Larry was  one of several folks I heard from after the column appeared, some with stories about Miss Miller, or other teachers in Bradenton or elsewhere.

One of my classmates shared this memory of Miss Miller:

"I read and enjoyed your article about Miss Miller, who was indeed an exceptional teacher. I always tell people that I never learned anything else about English after having her as a teacher. One story, however, concerns Spanish II, which I took from her during my senior year. If you will recall, Miss Miller used to make us write repetitions of whatever we had missed. It was the last 2 or 3 weeks of our senior year, and Miss Miller told me I had to write some phrase 500 times so that I wouldn't forget how to do it right.

My classmate decided that he was so close to graduation that he could ignore the requirement.

"Well, when I went back to get my diploma after commencement, instead of my diploma, there was a note from Miss Miller which said, "Be in my class next Tuesday to complete your assignment or you don't get your diploma." That was Miss Miller.

Ann Jerman of Horseshoe Cove, a former teacher, also wrote: 

"Loved your commentary!   It brought back fond memories so your column did its job!     I always told my little first graders every day that we will have a day filled with the joy of discovery - and we did!  Thanks for the memory."

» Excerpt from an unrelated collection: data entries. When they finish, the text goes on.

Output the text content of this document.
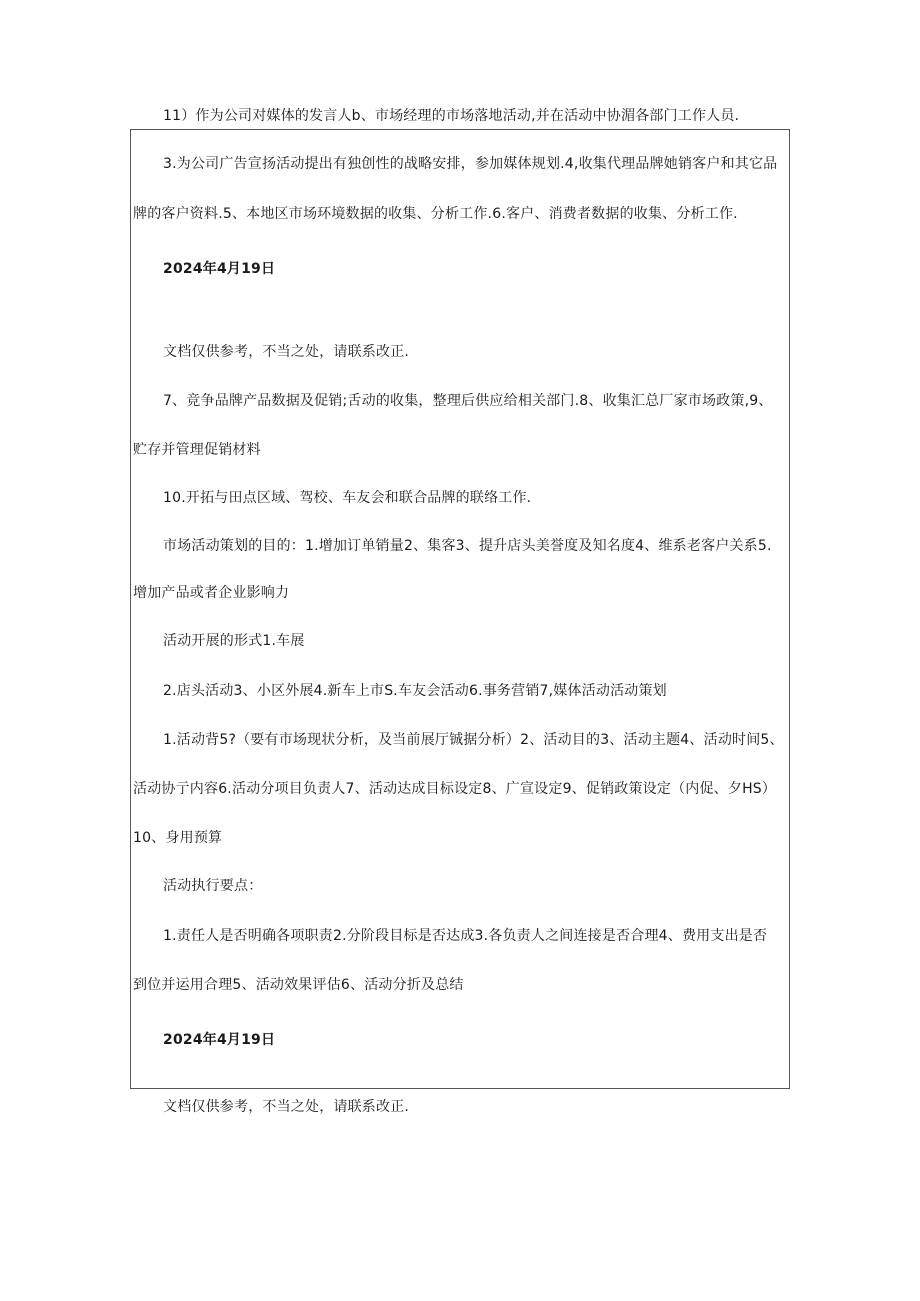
11）作为公司对媒体的发言人b、市场经理的市场落地活动,并在活动中协湄各部门工作人员.
3.为公司广告宣扬活动提出有独创性的战略安排，参加媒体规划.4,收集代理品牌她销客户和其它品
牌的客户资料.5、本地区市场环境数据的收集、分析工作.6.客户、消费者数据的收集、分析工作.
2024年4月19日
文档仅供参考，不当之处，请联系改正.
7、竞争品牌产品数据及促销;舌动的收集，整理后供应给相关部门.8、收集汇总厂家市场政策,9、
贮存并管理促销材料
10.开拓与田点区域、驾校、车友会和联合品牌的联络工作.
市场活动策划的目的：1.增加订单销量2、集客3、提升店头美誉度及知名度4、维系老客户关系5.
增加产品或者企业影响力
活动开展的形式1.车展
2.店头活动3、小区外展4.新车上市S.车友会活动6.事务营销7,媒体活动活动策划
1.活动背5?（要有市场现状分析，及当前展厅铖据分析）2、活动目的3、活动主题4、活动时间5、
活动协亍内容6.活动分项目负责人7、活动达成目标设定8、广宣设定9、促销政策设定（内促、夕HS）
10、身用预算
活动执行要点：
1.责任人是否明确各项职责2.分阶段目标是否达成3.各负责人之间连接是否合理4、费用支出是否
到位并运用合理5、活动效果评估6、活动分折及总结
2024年4月19日
文档仅供参考，不当之处，请联系改正.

And I heard from a couple of Manatee County teachers, one of whom wrote in part:

"My epiphany came in my sophomore year with Ms. Daniel, who instilled in me an undying love of English literature. I never will forget her, Ms. McKinzey (history) or Coach McChesney (sociology). More so than any other high-school teacher those three saw and cultivated the potential I did not even know I exhibited."